Can-Am Spyder F3: nouvelle déclinaison d'un véhicule unique

BRP vient de lancer une seconde mouture de son roadster à trois roues, le Spyder F3, qui adopte une allure à la fois plus agressive et plus décontractée. Le nouveau Spyder s'adresse principalement aux amateurs de motos custom, en proposant entre autres une position de conduite configurable, selon la grandeur du pilote.

«On cherche toujours à créer des espaces stratégiques non contestés (Blue Ocean Strategies), explique Denys Lapointe, vice-président Design et Innovation chez BRP. Tout le monde se bat pour la même tarte, pourquoi ne pas en imaginer une autre? C'est ce qu'on a fait avec le Spyder. »

Malgré le fait que plus de 15 000 unités de Spyder aient été vendues à travers le monde en 2014, le PDG de BRP, José Boisjoli, reste sur sa faim. «On pense que ça pourrait aller encore plus vite, affirme-t-il. Au Québec, 9 personnes sur 10 connaissent le Spyder. On a des concessionnaires chez nous qui vendent 100, 150 unités par année. Aux États-Unis, un marchand peut dépasser les 150 ventes alors qu'un autre qui propose le même genre de produits n'arrive pas à en vendre 10...» C'est pourquoi BRP va mettre en place un programme accéléré pour enseigner les pratiques des 50 meilleurs concessionnaires Can-Am.
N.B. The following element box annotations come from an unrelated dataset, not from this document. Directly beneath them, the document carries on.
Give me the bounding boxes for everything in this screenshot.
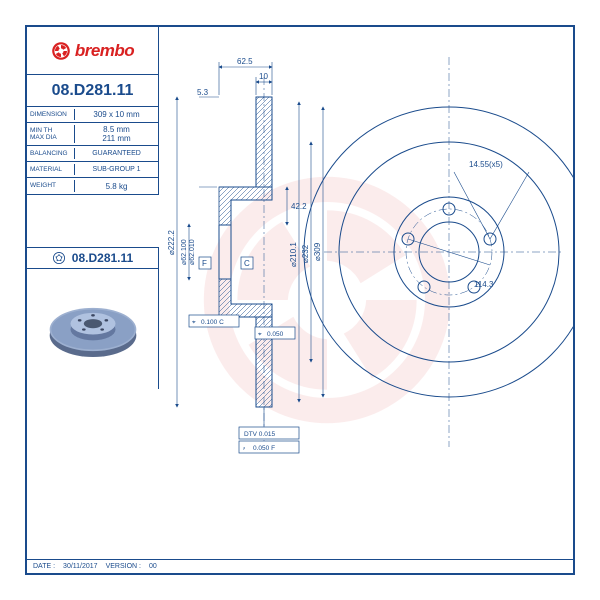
dim-5-3: 5.3: [197, 88, 209, 97]
dim-62-5: 62.5: [237, 57, 253, 66]
spec-label: DIMENSION: [27, 109, 75, 120]
part-number: 08.D281.11: [27, 75, 159, 107]
spec-value: GUARANTEED: [75, 148, 158, 159]
dim-62-100: ⌀62.100: [181, 239, 188, 265]
render-part-number: 08.D281.11: [72, 251, 133, 265]
brand-text: brembo: [75, 41, 134, 61]
spec-label: BALANCING: [27, 148, 75, 159]
svg-text:⌖: ⌖: [258, 331, 262, 338]
render-box: 08.D281.11: [27, 247, 159, 389]
disc-3d-render: [27, 269, 158, 389]
ff-0050F: 0.050 F: [253, 445, 275, 452]
brembo-icon: [51, 41, 71, 61]
brembo-logo: brembo: [51, 41, 134, 61]
spec-value: 309 x 10 mm: [75, 108, 158, 121]
disc-icon: [52, 251, 66, 265]
tol-0100C: 0.100 C: [201, 319, 224, 326]
dim-bolt: 14.55(x5): [469, 160, 503, 169]
technical-drawing: 62.5 10 5.3 42.2 ⌀222.2 ⌀62.100 ⌀62.010 …: [159, 27, 573, 559]
tol-0050: 0.050: [267, 331, 284, 338]
spec-value: 5.8 kg: [75, 180, 158, 193]
datum-C: C: [244, 259, 250, 268]
datum-F: F: [202, 259, 207, 268]
version-label: VERSION :: [106, 563, 141, 570]
brand-logo-box: brembo: [27, 27, 159, 75]
dtv-0015: DTV 0.015: [244, 431, 275, 438]
version-value: 00: [149, 563, 157, 570]
svg-text:⸗: ⸗: [243, 445, 245, 452]
dim-232: ⌀232: [301, 244, 310, 263]
dim-222-2: ⌀222.2: [167, 230, 176, 255]
footer-bar: DATE : 30/11/2017 VERSION : 00: [27, 559, 573, 573]
spec-value: 8.5 mm 211 mm: [75, 123, 158, 145]
svg-text:⌖: ⌖: [192, 319, 196, 326]
dim-62-010: ⌀62.010: [189, 239, 196, 265]
render-header: 08.D281.11: [27, 247, 158, 269]
spec-label: MIN TH MAX DIA: [27, 125, 75, 143]
spec-label: MATERIAL: [27, 164, 75, 175]
dim-10: 10: [259, 72, 268, 81]
spec-label: WEIGHT: [27, 180, 75, 191]
dim-pcd: 114.3: [474, 280, 494, 289]
spec-table: DIMENSION 309 x 10 mm MIN TH MAX DIA 8.5…: [27, 107, 159, 195]
date-value: 30/11/2017: [63, 563, 98, 570]
drawing-frame: brembo 08.D281.11 DIMENSION 309 x 10 mm …: [25, 25, 575, 575]
spec-value: SUB-GROUP 1: [75, 164, 158, 175]
dim-309: ⌀309: [313, 242, 322, 261]
dim-210-1: ⌀210.1: [289, 242, 298, 267]
date-label: DATE :: [33, 563, 55, 570]
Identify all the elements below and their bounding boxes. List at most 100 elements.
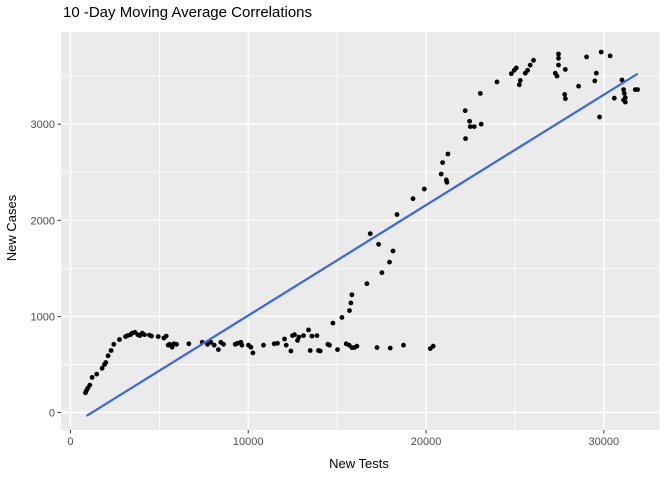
- data-point: [516, 82, 522, 88]
- data-point: [292, 332, 297, 338]
- data-point: [593, 70, 599, 76]
- data-point: [314, 333, 320, 338]
- data-point: [562, 92, 568, 97]
- data-point: [117, 337, 122, 342]
- data-point: [239, 342, 245, 348]
- data-point: [621, 87, 626, 92]
- data-point: [142, 332, 147, 338]
- data-point: [622, 99, 628, 105]
- data-point: [347, 308, 352, 313]
- data-point: [174, 341, 179, 347]
- y-tick-label: 2000: [31, 215, 55, 227]
- data-point: [462, 108, 468, 114]
- data-point: [211, 342, 217, 348]
- data-point: [477, 91, 483, 96]
- plot-panel: 0 10000 20000 30000 0 1000 2000 3000: [31, 32, 660, 448]
- data-point: [430, 343, 436, 349]
- data-point: [374, 345, 380, 350]
- data-point: [317, 348, 323, 354]
- data-point: [309, 333, 315, 339]
- data-point: [99, 365, 105, 371]
- data-point: [527, 62, 533, 68]
- data-point: [349, 292, 355, 298]
- data-point: [494, 79, 500, 85]
- data-point: [517, 78, 523, 83]
- y-axis-label: New Cases: [4, 194, 19, 261]
- x-tick-label: 20000: [411, 436, 442, 448]
- data-point: [186, 341, 192, 347]
- data-point: [301, 333, 306, 338]
- data-point: [621, 91, 627, 96]
- data-point: [554, 73, 560, 79]
- data-point: [111, 341, 117, 347]
- data-point: [335, 347, 340, 352]
- data-point: [467, 124, 473, 129]
- y-tick-label: 1000: [31, 311, 55, 323]
- data-point: [364, 281, 370, 287]
- data-point: [563, 96, 568, 102]
- data-point: [478, 121, 484, 127]
- data-point: [376, 241, 381, 247]
- data-point: [307, 348, 313, 353]
- y-tick-label: 0: [49, 408, 55, 420]
- data-point: [216, 347, 221, 352]
- data-point: [221, 341, 226, 347]
- data-point: [87, 382, 93, 388]
- data-point: [306, 327, 311, 333]
- data-point: [421, 186, 427, 192]
- data-point: [208, 339, 214, 345]
- data-point: [611, 95, 617, 101]
- x-tick-label: 0: [67, 436, 73, 448]
- data-point: [607, 53, 613, 59]
- data-point: [444, 179, 450, 185]
- data-point: [275, 340, 280, 346]
- data-point: [390, 248, 396, 254]
- y-tick-label: 3000: [31, 119, 55, 131]
- data-point: [149, 333, 154, 339]
- data-point: [438, 171, 444, 177]
- data-point: [283, 342, 289, 348]
- data-point: [89, 375, 95, 380]
- data-point: [103, 360, 109, 365]
- data-point: [348, 300, 354, 306]
- data-point: [387, 345, 393, 351]
- data-point: [463, 136, 468, 142]
- data-point: [598, 49, 604, 55]
- data-point: [508, 71, 514, 77]
- data-point: [410, 196, 416, 202]
- data-point: [248, 344, 254, 350]
- data-point: [556, 51, 561, 57]
- data-point: [597, 114, 602, 120]
- data-point: [619, 77, 625, 83]
- data-point: [445, 151, 451, 157]
- data-point: [513, 65, 519, 71]
- data-point: [525, 67, 530, 73]
- data-point: [394, 212, 400, 217]
- panel-background: [61, 32, 660, 430]
- data-point: [282, 336, 287, 342]
- data-point: [622, 95, 628, 101]
- data-point: [261, 342, 266, 348]
- x-axis-label: New Tests: [329, 456, 389, 471]
- data-point: [339, 315, 345, 320]
- data-point: [108, 348, 114, 353]
- data-point: [556, 55, 561, 61]
- data-point: [562, 67, 568, 72]
- x-tick-label: 10000: [233, 436, 264, 448]
- data-point: [635, 87, 640, 92]
- data-point: [584, 54, 589, 60]
- data-point: [379, 270, 385, 276]
- chart-title: 10 -Day Moving Average Correlations: [63, 4, 312, 21]
- data-point: [440, 160, 445, 166]
- data-point: [354, 343, 360, 349]
- data-point: [367, 231, 373, 237]
- data-point: [387, 259, 392, 265]
- data-point: [330, 320, 336, 326]
- data-point: [592, 78, 598, 84]
- data-point: [296, 334, 302, 340]
- data-point: [163, 333, 169, 339]
- data-point: [401, 342, 406, 348]
- data-point: [471, 124, 477, 129]
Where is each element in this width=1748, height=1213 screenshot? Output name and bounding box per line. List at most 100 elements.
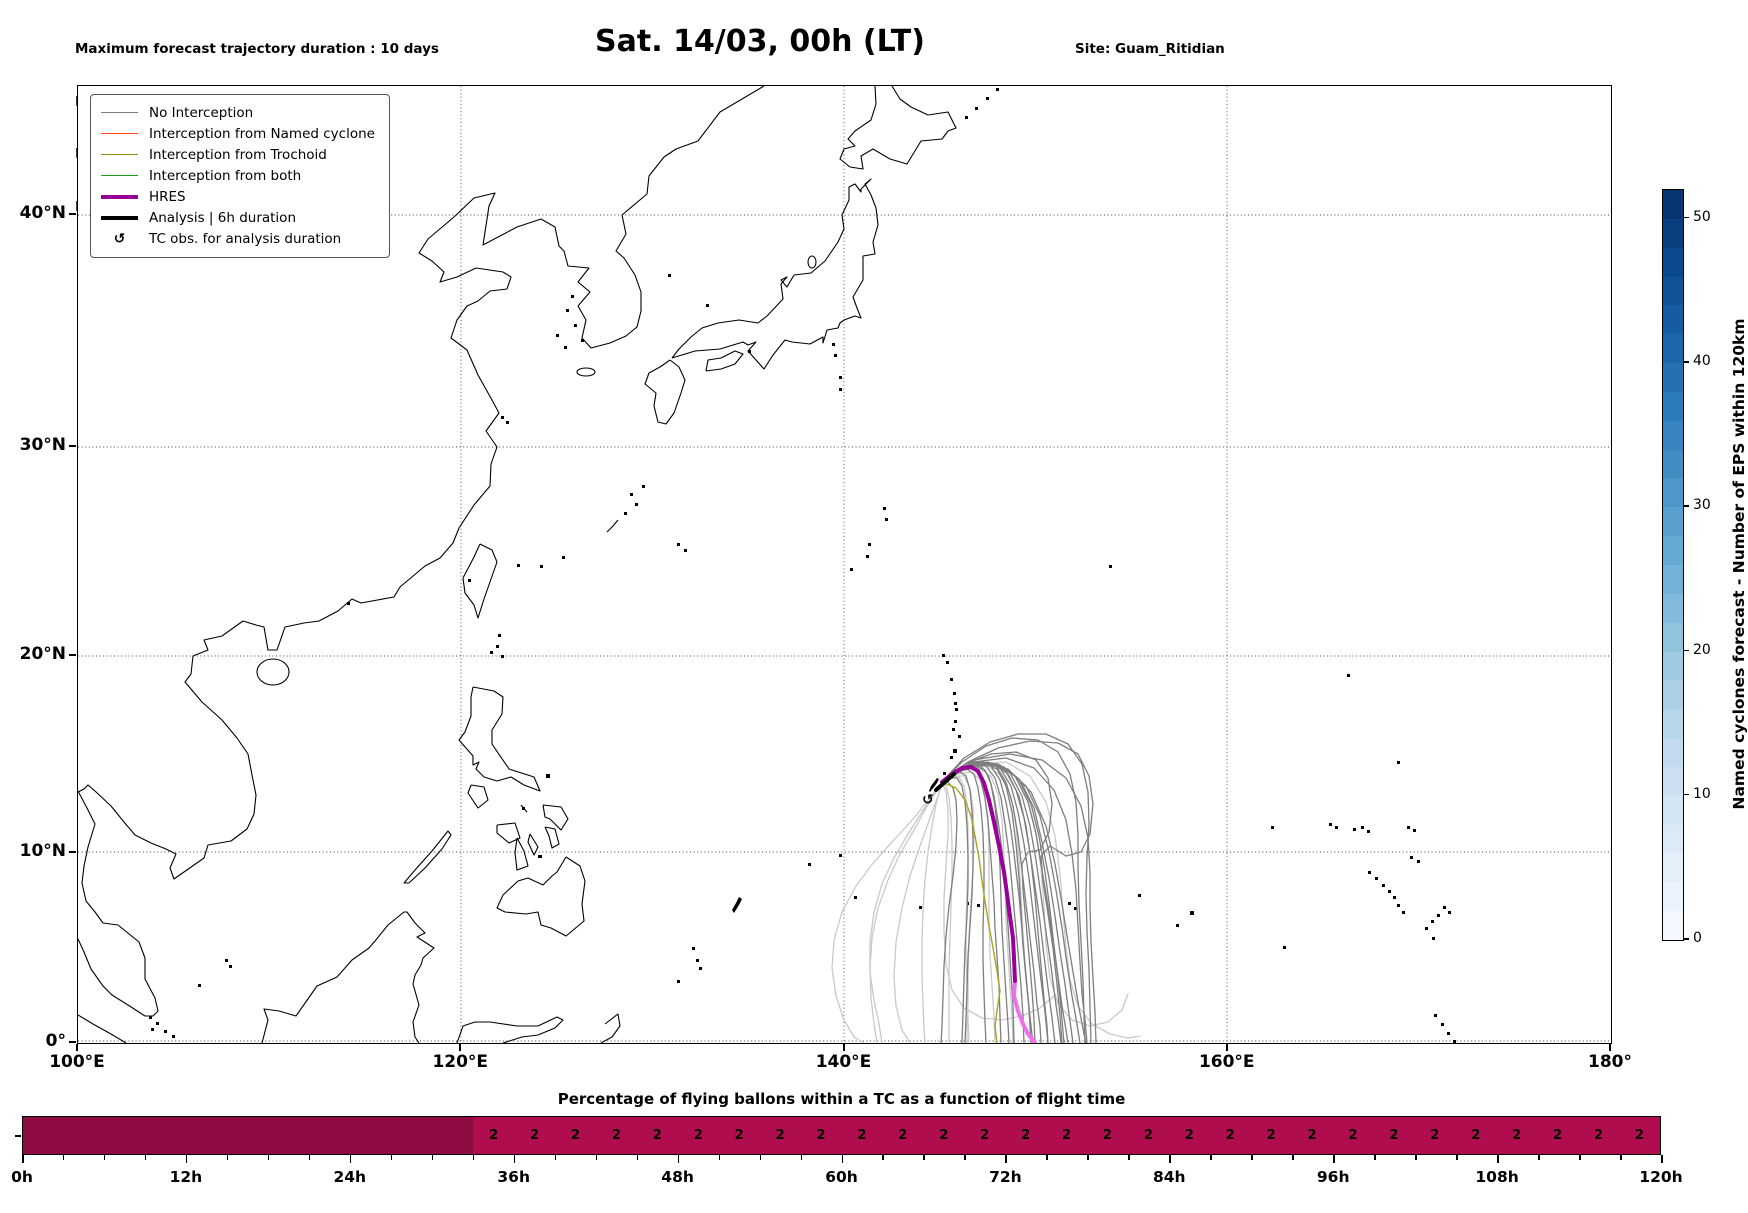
coast-sulawesi (456, 1016, 564, 1043)
orangered-line-swatch (101, 132, 138, 135)
strip-cell: 2 (1209, 1117, 1251, 1154)
eps-trajectory-no-interception (941, 768, 987, 1043)
strip-cell: 2 (1291, 1117, 1333, 1154)
strip-cell: 2 (1168, 1117, 1210, 1154)
strip-time-label: 24h (333, 1168, 367, 1186)
strip-tick (677, 1155, 680, 1163)
strip-cell: 2 (554, 1117, 596, 1154)
colorbar-step (1663, 911, 1683, 940)
eps-trajectory-old (831, 781, 943, 1043)
colorbar-step (1663, 247, 1683, 277)
legend-label: Interception from both (149, 167, 302, 184)
tc-obs-marker: ↺ (922, 792, 934, 808)
strip-y-tick (15, 1135, 21, 1137)
strip-time-label: 60h (825, 1168, 858, 1186)
colorbar-step (1663, 564, 1683, 594)
strip-tick (1620, 1155, 1622, 1160)
legend-item: Interception from both (101, 165, 375, 186)
x-axis-tick (459, 1044, 462, 1051)
eps-trajectory-no-interception (941, 763, 1074, 1043)
strip-tick (1374, 1155, 1376, 1160)
coast-borneo (261, 911, 435, 1043)
colorbar-step (1663, 334, 1683, 364)
strip-tick (390, 1155, 393, 1160)
strip-cell: 2 (923, 1117, 965, 1154)
y-axis-label: 0° (45, 1031, 66, 1051)
strip-cell: 2 (1618, 1117, 1660, 1154)
colorbar-tick-label: 30 (1693, 497, 1711, 514)
strip-time-label: 108h (1475, 1168, 1519, 1186)
coast-sumatra (78, 1014, 127, 1043)
strip-tick (22, 1155, 24, 1163)
strip-tick (472, 1155, 475, 1160)
map-canvas: ↺ (78, 86, 1611, 1043)
eps-trajectory-old (869, 781, 943, 1043)
eps-trajectory-no-interception (940, 781, 958, 1043)
strip-cell: 2 (718, 1117, 760, 1154)
coast-luzon (458, 686, 541, 792)
strip-tick (349, 1155, 352, 1163)
strip-time-label: 120h (1639, 1168, 1683, 1186)
y-axis-label: 40°N (19, 202, 66, 223)
legend-item: Analysis | 6h duration (101, 207, 375, 228)
colorbar-tick (1684, 361, 1689, 363)
legend-label: Analysis | 6h duration (149, 209, 296, 226)
strip-tick (267, 1155, 270, 1160)
x-axis-label: 120°E (432, 1052, 489, 1072)
strip-cell: 2 (1414, 1117, 1456, 1154)
y-axis-label: 20°N (19, 644, 66, 665)
legend-item: Interception from Named cyclone (101, 123, 375, 144)
x-axis-tick (76, 1044, 78, 1051)
strip-title: Percentage of flying ballons within a TC… (557, 1090, 1126, 1108)
figure-title: Sat. 14/03, 00h (LT) (595, 24, 925, 59)
colorbar-step (1663, 305, 1683, 335)
y-axis-tick (69, 850, 76, 853)
strip-time-axis (22, 1155, 1663, 1167)
coast-mindoro (467, 784, 489, 809)
colorbar-tick (1684, 938, 1689, 940)
eps-trajectory-no-interception (941, 771, 974, 1043)
coast-halmahera (600, 1013, 621, 1043)
strip-tick (1128, 1155, 1130, 1160)
strip-cell (391, 1117, 433, 1154)
colorbar-tick-label: 0 (1693, 930, 1702, 946)
strip-cell: 2 (514, 1117, 555, 1154)
coast-jeju (576, 367, 596, 377)
colorbar-step (1663, 651, 1683, 681)
coast-mindanao (496, 856, 586, 937)
strip-time-label: 96h (1316, 1168, 1350, 1186)
strip-tick (226, 1155, 229, 1160)
colorbar-step (1663, 507, 1683, 537)
strip-tick (1251, 1155, 1253, 1160)
coast-japan-shikoku (705, 350, 744, 372)
strip-tick (1046, 1155, 1048, 1160)
strip-tick (800, 1155, 803, 1160)
strip-tick (144, 1155, 147, 1160)
strip-time-label: 12h (169, 1168, 203, 1186)
y-axis-tick (69, 212, 76, 215)
eps-trajectory-old (941, 781, 1055, 1021)
guam-island (929, 778, 939, 792)
colorbar-step (1663, 795, 1683, 825)
eps-trajectory-no-interception (941, 762, 1081, 1043)
coast-cebu (527, 833, 539, 856)
strip-cell: 2 (1086, 1117, 1128, 1154)
green-line-swatch (101, 174, 138, 177)
strip-time-label: 48h (661, 1168, 694, 1186)
y-axis-tick (69, 444, 76, 447)
colorbar-tick-label: 20 (1693, 641, 1711, 658)
hres-trajectory (940, 765, 1017, 983)
colorbar-step (1663, 218, 1683, 248)
strip-cell: 2 (1373, 1117, 1415, 1154)
eps-trajectory-no-interception (941, 737, 1086, 1043)
colorbar-step (1663, 622, 1683, 652)
strip-cell: 2 (841, 1117, 883, 1154)
eps-trajectory-no-interception (941, 733, 1092, 1043)
eps-trajectory-old (941, 776, 970, 1043)
strip-tick (1333, 1155, 1335, 1163)
strip-tick (1005, 1155, 1007, 1163)
strip-cell (432, 1117, 474, 1154)
strip-time-label: 72h (989, 1168, 1022, 1186)
eps-trajectory-no-interception (941, 751, 1053, 1043)
strip-tick (1497, 1155, 1499, 1163)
José Boisjoli est néanmoins confiant et ne craint d'ailleurs pas l'arrivée du nouveau Slingshot, de Polaris. «Le Spyder est une alternative à la moto, alors que le Slingshot propose une solution de rechange à la voiture décapotable. Mais aimes-tu mieux acheter un Slingshot à 25 000 $ ou une décapotable usagée au même prix, avec un toit rétractable? Je ne répondrai pas à la question», conclut l'homme d'affaires, l'oeil plein de malice.

Les frais de déplacement et d'hébergement ont été payés par BRP.